The TCJA — passed by a Republican controlled Congress in 2017 and signed into law by the 45th President — lowered the tax rate for five of the seven individual income tax brackets. The top rate fell from 39.6% to 37%, the third bracket dropped to 32% from 33%, the 28% bracket fell to 24%, the 25% bracket to 22%, and the 15% bracket to 12%, while the lowest bracket remained at 10%, and the 35% bracket, the second highest, went unchanged.

The law also raised the standard deduction. For the tax year ending this December, the single filer deduction is set at $15,000, while the married filing jointly deduction is set at $30,000. Before the law was passed the single deduction was $6,350 and the married filing jointly deduction was $12,700.

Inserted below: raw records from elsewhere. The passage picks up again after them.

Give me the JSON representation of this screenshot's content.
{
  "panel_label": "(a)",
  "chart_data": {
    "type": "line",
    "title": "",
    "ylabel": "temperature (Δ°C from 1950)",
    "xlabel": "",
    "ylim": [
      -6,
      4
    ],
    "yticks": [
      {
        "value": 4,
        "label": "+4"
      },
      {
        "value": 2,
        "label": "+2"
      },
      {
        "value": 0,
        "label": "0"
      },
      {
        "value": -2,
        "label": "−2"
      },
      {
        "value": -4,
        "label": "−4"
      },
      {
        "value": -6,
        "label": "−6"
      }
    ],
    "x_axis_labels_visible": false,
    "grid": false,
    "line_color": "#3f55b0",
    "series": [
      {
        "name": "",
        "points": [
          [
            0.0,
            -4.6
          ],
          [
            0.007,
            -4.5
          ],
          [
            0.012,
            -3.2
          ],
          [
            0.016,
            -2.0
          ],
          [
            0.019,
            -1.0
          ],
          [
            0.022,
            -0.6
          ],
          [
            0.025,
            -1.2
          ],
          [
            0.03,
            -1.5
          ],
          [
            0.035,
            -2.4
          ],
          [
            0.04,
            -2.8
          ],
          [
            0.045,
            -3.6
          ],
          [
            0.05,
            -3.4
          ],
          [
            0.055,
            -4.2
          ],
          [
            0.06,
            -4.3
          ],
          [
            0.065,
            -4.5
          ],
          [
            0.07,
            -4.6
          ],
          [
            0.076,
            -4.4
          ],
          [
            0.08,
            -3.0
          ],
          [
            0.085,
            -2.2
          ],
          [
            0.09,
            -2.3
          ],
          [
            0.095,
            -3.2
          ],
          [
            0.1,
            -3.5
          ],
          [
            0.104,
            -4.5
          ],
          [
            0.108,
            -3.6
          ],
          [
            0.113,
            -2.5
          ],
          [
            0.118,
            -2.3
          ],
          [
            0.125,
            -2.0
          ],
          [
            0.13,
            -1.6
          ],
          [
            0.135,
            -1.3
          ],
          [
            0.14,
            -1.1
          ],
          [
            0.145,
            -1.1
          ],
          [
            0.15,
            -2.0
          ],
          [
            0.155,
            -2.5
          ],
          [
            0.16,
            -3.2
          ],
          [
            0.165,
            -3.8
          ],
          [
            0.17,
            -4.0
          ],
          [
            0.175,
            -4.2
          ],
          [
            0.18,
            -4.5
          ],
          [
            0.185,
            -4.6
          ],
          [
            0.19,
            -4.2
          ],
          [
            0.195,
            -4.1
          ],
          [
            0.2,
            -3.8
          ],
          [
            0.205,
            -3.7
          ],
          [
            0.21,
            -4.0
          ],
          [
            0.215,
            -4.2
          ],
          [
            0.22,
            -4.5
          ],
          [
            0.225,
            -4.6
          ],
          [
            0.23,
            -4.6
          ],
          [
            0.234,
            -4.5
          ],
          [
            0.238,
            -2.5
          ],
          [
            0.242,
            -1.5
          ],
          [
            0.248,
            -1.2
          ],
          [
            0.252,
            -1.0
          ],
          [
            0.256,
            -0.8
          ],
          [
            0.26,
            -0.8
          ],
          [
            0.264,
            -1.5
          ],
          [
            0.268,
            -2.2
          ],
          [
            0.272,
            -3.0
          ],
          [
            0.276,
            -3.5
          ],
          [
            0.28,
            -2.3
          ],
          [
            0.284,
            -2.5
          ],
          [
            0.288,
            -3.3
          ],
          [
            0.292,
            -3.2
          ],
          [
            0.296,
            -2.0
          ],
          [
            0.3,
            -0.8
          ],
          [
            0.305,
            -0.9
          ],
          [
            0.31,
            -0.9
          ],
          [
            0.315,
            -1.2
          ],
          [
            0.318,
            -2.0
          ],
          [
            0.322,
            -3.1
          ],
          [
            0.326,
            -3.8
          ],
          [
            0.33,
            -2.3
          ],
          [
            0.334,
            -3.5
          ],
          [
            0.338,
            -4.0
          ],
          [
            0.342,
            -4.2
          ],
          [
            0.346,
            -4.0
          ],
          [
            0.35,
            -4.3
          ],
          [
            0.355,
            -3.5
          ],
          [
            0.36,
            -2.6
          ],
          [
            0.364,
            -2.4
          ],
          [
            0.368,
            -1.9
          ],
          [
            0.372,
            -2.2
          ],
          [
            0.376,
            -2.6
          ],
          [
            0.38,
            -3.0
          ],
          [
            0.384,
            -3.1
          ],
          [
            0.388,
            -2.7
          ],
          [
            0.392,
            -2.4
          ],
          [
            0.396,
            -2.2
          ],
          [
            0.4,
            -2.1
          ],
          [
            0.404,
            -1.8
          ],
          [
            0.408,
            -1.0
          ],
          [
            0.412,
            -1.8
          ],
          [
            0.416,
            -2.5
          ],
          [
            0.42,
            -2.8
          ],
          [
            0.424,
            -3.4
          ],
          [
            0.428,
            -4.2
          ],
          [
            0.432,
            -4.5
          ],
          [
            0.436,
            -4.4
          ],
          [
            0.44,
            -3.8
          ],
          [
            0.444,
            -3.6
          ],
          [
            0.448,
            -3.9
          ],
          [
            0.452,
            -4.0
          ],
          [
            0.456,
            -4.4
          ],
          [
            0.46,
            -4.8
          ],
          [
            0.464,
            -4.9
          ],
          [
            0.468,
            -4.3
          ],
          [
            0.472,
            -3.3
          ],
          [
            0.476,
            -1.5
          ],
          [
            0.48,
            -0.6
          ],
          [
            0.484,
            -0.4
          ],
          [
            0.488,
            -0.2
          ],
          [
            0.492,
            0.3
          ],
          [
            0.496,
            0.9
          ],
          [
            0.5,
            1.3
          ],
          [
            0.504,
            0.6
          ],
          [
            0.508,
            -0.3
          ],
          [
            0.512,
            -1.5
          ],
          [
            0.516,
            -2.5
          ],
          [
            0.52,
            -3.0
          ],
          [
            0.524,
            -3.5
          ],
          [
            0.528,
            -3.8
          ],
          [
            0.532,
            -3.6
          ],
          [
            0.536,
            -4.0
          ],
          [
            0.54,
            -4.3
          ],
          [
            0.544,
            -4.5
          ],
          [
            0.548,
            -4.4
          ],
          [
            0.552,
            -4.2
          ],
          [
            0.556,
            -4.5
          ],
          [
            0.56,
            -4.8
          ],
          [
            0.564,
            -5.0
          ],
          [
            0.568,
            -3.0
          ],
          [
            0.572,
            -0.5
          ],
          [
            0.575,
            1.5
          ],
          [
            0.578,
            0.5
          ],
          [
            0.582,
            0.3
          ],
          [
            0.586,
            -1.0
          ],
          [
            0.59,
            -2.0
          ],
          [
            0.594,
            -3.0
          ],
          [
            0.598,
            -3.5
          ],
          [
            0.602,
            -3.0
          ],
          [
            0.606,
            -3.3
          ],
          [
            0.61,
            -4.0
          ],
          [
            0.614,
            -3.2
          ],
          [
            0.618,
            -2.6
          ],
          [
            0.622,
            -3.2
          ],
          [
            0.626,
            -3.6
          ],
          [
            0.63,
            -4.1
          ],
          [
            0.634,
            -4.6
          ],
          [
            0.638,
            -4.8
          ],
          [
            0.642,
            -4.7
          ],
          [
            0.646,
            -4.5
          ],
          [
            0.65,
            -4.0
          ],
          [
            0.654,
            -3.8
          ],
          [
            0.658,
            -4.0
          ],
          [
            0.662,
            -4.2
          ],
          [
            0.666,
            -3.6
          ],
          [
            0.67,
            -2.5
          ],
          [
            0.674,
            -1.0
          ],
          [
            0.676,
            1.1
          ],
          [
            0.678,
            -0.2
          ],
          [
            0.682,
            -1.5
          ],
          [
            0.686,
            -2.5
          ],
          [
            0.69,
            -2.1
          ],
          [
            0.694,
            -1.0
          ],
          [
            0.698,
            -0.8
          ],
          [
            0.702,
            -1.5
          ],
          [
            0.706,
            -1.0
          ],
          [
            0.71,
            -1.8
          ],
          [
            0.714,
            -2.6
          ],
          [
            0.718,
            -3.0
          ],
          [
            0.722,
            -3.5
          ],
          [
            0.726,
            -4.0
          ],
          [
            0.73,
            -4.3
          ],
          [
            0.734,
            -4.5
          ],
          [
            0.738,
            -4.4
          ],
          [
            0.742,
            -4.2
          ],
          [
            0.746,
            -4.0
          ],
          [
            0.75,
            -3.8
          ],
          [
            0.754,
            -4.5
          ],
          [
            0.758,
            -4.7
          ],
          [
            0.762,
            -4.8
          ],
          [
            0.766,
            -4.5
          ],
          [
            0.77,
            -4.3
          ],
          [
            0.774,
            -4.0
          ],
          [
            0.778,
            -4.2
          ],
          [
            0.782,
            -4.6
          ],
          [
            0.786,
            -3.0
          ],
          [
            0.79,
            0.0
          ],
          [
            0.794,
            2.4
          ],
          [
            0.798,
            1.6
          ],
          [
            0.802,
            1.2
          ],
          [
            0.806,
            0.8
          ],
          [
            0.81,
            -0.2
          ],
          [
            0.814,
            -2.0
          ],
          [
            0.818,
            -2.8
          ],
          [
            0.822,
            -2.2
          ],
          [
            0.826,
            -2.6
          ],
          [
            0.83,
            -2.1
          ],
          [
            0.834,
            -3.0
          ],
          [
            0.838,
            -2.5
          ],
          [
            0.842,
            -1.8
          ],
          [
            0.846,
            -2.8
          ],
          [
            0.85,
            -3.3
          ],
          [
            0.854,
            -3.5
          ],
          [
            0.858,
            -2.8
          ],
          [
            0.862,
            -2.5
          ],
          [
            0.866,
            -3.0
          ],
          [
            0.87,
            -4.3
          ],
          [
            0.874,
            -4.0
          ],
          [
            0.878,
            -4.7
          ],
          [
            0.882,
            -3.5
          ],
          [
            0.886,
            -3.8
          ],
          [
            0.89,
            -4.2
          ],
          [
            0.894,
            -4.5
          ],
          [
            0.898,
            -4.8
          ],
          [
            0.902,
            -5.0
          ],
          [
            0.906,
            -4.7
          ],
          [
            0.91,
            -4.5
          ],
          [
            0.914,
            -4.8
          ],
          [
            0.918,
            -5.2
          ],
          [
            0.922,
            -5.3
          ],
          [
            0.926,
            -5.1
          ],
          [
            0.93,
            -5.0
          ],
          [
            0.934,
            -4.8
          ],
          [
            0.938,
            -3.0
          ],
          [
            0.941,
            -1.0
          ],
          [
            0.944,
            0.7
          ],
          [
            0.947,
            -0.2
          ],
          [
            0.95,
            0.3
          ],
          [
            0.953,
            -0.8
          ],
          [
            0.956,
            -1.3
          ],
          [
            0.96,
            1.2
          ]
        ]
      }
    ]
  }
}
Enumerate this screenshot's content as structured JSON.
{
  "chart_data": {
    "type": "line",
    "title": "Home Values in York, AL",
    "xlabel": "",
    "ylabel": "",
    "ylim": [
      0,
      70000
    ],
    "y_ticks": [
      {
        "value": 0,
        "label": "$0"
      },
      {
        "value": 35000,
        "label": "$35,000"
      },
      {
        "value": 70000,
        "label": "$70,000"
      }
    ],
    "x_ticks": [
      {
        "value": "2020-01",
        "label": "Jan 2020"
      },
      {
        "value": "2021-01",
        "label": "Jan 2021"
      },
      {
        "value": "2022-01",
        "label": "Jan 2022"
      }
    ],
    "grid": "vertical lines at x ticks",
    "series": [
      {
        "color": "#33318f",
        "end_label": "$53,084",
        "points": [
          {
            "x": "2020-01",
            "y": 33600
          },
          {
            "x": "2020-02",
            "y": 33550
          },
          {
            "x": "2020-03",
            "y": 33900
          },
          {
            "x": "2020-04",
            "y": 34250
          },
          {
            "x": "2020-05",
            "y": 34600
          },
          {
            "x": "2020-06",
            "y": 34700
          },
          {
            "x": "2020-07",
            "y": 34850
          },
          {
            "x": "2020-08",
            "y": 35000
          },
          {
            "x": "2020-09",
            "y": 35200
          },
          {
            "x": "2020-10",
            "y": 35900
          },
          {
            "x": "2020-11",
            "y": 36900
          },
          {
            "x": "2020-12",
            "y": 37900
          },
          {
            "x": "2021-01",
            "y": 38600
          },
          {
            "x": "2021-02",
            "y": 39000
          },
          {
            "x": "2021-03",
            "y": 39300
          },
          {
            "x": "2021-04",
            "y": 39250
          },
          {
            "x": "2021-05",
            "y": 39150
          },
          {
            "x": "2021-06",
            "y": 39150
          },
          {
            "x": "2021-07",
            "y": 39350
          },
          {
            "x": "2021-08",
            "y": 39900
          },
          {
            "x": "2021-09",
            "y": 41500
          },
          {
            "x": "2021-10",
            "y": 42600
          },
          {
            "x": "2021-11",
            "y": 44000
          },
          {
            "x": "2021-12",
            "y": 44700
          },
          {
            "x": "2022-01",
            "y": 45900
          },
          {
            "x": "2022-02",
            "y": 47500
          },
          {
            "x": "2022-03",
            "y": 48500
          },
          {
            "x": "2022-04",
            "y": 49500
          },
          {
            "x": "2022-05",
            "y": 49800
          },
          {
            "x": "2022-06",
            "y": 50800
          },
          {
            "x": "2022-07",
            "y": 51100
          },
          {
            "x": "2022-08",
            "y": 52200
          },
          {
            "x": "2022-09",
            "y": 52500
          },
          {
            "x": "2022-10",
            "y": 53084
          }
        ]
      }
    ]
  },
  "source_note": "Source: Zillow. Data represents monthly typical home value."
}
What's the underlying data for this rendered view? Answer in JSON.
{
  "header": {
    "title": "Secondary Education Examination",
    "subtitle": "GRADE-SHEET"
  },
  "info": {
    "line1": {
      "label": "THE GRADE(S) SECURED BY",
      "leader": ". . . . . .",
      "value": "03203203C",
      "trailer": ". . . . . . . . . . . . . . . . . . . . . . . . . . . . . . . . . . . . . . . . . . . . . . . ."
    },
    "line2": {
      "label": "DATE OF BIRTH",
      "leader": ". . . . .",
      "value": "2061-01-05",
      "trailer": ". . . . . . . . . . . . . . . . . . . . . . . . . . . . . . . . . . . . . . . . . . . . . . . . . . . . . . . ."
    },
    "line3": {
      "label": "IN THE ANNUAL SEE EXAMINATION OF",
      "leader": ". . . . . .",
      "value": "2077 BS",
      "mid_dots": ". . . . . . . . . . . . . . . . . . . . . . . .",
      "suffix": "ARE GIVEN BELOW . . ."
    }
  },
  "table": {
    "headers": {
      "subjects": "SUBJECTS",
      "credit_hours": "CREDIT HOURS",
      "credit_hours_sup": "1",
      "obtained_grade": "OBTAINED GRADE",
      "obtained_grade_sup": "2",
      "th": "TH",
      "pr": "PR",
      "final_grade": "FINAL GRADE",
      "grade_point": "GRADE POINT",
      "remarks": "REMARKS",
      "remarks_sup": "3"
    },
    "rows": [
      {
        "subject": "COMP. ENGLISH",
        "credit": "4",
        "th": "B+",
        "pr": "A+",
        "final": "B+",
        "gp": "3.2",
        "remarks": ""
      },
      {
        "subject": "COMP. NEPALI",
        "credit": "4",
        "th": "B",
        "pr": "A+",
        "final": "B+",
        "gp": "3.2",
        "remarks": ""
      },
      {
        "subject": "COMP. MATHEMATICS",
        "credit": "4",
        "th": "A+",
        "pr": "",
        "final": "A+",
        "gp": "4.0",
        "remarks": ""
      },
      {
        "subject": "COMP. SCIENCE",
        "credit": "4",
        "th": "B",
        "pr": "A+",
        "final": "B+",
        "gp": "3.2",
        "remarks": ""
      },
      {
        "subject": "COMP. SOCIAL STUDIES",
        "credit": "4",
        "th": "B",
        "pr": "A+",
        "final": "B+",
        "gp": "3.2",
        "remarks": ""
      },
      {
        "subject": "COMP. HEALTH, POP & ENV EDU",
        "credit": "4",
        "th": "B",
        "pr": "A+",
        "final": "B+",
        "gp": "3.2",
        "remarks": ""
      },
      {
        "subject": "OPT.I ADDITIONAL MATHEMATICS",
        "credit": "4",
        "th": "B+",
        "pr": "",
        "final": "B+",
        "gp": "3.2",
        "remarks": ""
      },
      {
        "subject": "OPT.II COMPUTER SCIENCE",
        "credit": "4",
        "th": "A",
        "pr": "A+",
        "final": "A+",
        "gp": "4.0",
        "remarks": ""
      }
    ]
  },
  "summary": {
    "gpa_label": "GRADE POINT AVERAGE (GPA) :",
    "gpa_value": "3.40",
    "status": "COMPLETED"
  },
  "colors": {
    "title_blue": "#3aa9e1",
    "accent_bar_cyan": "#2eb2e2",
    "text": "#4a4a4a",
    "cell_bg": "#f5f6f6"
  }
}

To avoid going backwards and upping the tax burden of every Bay State resident, Craney says the commonwealth’s congressional delegation must set aside their party’s interests and focus on their constituents.

“As our friends at Citizens for Limited Taxation used to say, every tax cut is a pay raise and Massachusetts Members of Congress have an opportunity to ensure Massachusetts taxpayers get to keep their pay raises. This decision is completely on them, and everyone will be watching to see if they put partisan politics ahead of the people of Massachusetts,” Craney said.

 

The members of the coalition are aware that their calls may fall on ideologically deafened ears, they said in answer to questions from reporters during a press call held Tuesday. Still, Craney said, they wanted to put the politicians representing the New England states on notice about the impact the law’s expiration will have on voters.

“A whole percentage point of GDP will be consumed by the federal government if this tax increase happens, which will lead to lower economic growth, which will hurt the entire economy, which will make all Americans poorer. We do not want to go down that road. That would be bad for everyone,” said Drew Cline, president of the Josiah Bartlett Center for Public Policy.

According to the non-partisan Tax Policy Center, renewing Trump’s tax bill would “decrease federal tax revenue by $4.5 trillion from 2025 through 2034,” while “long-run GDP” would grow by just 1.1%. This GDP growth would offset $710 billion — about 16% — of the revenue loss, while “long-run GNP (a measure of American incomes)” would only rise by 0.4%.

“Some of the benefits of the tax cuts and larger economy go to foreigners in the form of higher interest payments on the debt,” they wrote.

An Oxford University study released in May of 2024 found the TCJA led to mixed results, in that, by reducing corporate tax rates, the government “may boost investment, raise shareholders’ returns, and increase workers’ earnings,” but by and large the benefits of those cuts go to the wealthy and “may be distributed unevenly throughout the economy.”

According to the study authors, their main findings were that the tax cuts “led to efficiency gains in the economy, as firms receiving larger tax cuts were more likely to increase their investment, labor demand, and profits,” but nevertheless “also led to an increase in inequality, with roughly half of the gains from the tax cuts flowing to corporate shareholders, and the other half flowing to highly paid workers and executives.”

“Overall, we interpret these results as evidence that policymakers face an efficiency-equity tradeoff when setting corporate tax policy,” they wrote.